In vielen Medien ist aktuell von der sogenannten Planetenparade die Rede, die am 28.02.2026 abends stattfinden wird.
Das ist zunächst einmal korrekt, da an diesem Abend – in der Zeit ca. zwischen 18:30 Uhr und 19 Uhr – die Planeten Merkur, Venus, Saturn, Neptun, Uranus und Jupiter ungefähr auf einer Linie fast quer über den Himmel sichtbar sein werden. Genau genommen ist dann noch ein weiterer Planet zu sehen: nämlich die Erde ( 😉 ). Und der fast volle Mond gesellt sich auf dieser Linie an diesem Abend auch noch dazu.

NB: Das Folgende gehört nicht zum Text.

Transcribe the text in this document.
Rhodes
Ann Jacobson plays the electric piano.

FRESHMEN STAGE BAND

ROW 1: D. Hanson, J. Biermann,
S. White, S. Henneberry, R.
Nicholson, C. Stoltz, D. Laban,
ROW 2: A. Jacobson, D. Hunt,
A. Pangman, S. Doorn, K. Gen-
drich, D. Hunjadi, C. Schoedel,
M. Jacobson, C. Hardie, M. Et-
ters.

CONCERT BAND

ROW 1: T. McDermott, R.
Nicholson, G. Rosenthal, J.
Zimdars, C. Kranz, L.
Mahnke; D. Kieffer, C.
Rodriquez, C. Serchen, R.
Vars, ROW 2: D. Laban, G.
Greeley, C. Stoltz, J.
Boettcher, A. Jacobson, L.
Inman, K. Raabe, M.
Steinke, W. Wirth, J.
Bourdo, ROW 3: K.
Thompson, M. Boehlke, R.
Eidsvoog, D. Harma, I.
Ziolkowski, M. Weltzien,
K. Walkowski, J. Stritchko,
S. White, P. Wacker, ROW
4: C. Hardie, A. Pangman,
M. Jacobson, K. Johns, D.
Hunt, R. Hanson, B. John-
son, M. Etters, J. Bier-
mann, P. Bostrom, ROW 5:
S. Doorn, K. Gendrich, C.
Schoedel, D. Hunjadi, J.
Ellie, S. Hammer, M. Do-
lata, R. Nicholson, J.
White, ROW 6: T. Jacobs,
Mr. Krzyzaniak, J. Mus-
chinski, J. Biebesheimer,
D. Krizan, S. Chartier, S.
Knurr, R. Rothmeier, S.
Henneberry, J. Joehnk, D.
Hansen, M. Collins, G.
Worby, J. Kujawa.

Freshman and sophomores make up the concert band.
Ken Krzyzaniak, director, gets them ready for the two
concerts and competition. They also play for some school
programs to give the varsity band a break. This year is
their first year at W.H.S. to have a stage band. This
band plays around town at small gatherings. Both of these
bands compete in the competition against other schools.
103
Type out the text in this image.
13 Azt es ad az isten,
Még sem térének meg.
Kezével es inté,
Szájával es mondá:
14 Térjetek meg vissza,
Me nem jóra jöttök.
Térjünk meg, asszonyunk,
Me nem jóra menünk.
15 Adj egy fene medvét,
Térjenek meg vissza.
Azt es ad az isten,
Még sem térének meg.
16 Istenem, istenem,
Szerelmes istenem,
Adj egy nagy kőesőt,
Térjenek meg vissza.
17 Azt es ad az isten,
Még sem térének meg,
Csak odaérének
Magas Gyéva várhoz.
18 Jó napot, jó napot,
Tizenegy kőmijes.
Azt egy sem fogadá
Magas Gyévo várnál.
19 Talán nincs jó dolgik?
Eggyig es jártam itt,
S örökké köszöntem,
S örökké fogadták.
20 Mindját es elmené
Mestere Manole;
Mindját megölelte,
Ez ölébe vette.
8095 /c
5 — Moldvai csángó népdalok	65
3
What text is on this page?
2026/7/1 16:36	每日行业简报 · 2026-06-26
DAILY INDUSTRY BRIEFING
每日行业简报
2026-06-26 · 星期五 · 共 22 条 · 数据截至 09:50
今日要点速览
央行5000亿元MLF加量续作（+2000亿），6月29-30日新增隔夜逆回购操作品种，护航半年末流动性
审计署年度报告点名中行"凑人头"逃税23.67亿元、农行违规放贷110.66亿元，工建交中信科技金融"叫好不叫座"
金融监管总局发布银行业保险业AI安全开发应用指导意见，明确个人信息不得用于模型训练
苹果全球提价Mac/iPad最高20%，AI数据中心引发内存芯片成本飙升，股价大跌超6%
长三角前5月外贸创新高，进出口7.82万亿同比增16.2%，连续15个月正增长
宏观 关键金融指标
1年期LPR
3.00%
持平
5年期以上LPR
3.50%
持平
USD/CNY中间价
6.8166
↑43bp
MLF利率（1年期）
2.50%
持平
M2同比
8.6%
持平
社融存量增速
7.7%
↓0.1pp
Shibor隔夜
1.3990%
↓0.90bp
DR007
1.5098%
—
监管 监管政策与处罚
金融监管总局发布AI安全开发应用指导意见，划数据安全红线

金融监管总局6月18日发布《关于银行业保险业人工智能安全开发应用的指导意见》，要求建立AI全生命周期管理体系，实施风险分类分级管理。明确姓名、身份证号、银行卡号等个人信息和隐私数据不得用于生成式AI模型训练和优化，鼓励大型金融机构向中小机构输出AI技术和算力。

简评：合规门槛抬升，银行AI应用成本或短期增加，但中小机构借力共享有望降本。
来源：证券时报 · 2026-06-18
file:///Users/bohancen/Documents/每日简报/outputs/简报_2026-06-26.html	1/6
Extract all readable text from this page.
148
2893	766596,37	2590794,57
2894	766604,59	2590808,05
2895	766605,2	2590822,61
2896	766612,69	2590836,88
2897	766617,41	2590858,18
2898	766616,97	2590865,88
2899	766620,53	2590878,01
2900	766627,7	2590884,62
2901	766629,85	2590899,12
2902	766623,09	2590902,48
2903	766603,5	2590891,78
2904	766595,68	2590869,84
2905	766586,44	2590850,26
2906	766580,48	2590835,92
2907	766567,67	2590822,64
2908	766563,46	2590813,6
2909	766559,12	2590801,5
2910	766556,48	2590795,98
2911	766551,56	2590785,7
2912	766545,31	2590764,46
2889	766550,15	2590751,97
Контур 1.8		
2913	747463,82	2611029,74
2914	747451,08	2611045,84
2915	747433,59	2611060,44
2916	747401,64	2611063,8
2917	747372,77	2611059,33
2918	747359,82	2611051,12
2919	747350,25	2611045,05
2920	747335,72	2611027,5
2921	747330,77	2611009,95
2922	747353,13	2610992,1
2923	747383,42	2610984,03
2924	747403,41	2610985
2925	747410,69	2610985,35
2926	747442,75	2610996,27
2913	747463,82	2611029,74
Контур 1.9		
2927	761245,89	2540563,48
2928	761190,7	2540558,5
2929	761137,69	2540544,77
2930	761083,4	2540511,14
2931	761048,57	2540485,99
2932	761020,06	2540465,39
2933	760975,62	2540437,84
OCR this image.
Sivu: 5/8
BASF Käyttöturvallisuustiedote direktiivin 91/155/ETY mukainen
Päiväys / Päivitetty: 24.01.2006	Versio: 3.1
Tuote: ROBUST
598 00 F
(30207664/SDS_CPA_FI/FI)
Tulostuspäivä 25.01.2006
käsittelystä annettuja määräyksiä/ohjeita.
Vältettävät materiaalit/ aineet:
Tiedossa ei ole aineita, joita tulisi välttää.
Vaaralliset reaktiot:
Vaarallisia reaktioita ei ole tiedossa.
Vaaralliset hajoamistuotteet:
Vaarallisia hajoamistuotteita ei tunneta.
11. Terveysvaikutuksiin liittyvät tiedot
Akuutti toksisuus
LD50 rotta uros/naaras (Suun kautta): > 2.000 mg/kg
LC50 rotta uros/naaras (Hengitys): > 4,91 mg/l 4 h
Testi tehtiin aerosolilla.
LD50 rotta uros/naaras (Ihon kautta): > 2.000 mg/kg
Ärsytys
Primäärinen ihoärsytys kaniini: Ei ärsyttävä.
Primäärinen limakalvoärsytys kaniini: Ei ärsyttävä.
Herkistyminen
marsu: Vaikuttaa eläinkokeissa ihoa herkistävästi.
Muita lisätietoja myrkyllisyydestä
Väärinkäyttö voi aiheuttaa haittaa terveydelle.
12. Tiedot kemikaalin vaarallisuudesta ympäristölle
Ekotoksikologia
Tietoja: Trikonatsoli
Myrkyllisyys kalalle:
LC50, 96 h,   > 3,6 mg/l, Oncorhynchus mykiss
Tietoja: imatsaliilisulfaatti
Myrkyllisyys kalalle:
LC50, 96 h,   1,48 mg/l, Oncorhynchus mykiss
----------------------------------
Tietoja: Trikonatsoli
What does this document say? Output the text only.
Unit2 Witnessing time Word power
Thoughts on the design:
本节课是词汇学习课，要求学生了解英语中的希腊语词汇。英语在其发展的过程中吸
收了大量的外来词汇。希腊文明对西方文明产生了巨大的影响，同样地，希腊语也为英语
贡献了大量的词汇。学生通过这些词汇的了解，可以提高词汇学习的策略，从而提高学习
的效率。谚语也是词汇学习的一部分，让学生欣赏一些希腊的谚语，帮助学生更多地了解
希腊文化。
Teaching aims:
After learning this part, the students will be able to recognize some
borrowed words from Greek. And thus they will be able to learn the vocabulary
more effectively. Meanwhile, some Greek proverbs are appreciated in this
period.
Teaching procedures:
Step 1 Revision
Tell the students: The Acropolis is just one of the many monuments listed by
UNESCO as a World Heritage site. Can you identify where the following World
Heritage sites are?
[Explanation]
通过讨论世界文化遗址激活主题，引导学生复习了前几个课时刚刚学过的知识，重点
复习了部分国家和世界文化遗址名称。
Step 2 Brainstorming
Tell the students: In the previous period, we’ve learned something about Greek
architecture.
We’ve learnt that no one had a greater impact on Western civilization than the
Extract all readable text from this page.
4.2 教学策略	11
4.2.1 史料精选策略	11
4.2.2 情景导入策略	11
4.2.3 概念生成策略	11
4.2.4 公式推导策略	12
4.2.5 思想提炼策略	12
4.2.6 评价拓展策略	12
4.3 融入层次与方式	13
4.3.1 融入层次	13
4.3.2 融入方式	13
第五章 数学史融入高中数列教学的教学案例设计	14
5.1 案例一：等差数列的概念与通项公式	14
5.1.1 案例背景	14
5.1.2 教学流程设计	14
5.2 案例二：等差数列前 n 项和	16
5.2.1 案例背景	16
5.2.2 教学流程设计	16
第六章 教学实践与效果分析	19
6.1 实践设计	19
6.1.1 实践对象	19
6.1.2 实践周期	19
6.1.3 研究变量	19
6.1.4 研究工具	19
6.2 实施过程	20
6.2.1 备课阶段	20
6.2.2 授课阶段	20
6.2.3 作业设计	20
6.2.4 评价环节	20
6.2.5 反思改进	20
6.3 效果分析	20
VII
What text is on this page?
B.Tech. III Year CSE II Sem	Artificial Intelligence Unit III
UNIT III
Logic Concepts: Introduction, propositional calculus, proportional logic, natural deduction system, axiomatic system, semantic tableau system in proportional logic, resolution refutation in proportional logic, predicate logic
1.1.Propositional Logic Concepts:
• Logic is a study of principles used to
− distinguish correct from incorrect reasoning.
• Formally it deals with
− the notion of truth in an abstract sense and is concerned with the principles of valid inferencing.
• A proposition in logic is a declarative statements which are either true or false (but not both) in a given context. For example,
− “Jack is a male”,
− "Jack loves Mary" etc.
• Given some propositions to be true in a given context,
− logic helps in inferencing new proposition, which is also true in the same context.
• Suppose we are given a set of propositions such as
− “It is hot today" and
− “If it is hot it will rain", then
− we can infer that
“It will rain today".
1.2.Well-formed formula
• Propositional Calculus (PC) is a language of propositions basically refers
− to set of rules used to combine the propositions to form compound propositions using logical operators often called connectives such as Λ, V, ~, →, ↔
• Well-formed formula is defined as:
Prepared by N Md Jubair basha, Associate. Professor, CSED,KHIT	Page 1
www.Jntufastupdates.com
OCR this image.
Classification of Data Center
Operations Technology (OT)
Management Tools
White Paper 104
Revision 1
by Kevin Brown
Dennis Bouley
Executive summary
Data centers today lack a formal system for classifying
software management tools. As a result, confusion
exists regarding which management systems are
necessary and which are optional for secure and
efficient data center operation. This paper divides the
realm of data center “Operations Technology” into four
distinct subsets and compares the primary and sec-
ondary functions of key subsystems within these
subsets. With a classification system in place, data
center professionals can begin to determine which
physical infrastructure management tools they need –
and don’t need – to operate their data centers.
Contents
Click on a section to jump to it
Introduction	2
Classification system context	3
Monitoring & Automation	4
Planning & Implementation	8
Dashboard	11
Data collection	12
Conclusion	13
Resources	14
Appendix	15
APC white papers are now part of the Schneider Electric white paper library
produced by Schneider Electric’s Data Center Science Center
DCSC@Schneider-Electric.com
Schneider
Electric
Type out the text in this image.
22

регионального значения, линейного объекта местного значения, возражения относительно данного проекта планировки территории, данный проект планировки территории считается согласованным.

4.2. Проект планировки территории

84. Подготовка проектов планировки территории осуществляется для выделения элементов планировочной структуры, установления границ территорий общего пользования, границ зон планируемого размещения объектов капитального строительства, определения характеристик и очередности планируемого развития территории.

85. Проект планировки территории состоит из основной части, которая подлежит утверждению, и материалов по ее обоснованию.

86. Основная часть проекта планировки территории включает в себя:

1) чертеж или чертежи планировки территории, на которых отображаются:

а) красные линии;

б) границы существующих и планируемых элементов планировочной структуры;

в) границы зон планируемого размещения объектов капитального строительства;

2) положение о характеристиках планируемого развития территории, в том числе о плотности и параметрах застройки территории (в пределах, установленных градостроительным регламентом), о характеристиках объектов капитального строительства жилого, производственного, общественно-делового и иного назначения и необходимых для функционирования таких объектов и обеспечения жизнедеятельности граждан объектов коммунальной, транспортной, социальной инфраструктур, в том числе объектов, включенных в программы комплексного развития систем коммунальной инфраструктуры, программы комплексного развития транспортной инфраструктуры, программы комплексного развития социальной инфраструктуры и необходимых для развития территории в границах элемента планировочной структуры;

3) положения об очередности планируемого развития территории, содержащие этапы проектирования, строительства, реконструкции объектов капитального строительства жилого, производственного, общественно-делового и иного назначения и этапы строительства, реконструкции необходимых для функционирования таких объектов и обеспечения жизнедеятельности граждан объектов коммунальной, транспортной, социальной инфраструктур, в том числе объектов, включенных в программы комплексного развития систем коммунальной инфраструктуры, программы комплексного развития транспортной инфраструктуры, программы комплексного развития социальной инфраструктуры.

Wenn man dieses „Spektakel“ beobachterisch genießen möchte, muss man jedoch folgende Einschränkungen beachten:
- Merkur und Venus werden nur in diesem kleinen Zeitfenster ganz knapp über dem Westhorizont zu sehen sein. Dazu darf aber im Westen kein Gebäude, Baum oder ähnliches stehen, was die Sicht versperrt.
- Merkur, der nicht besonders hell ist, wird kaum aus dem noch relativ helldämmrigen Himmel zu erspähen sein. Und wenn die Atmosphäre an diesem Abend nicht besonders klar und trocken ist, wird er im Horizontdunst verschwunden sein, bevor man ihn gefunden hat.
- Uranus und Neptun sind mit bloßem Auge in unserer Gegend nicht zu erkennen. Dazu sind sie zu dunkel. Für die beiden benötigt man ein Fernrohr.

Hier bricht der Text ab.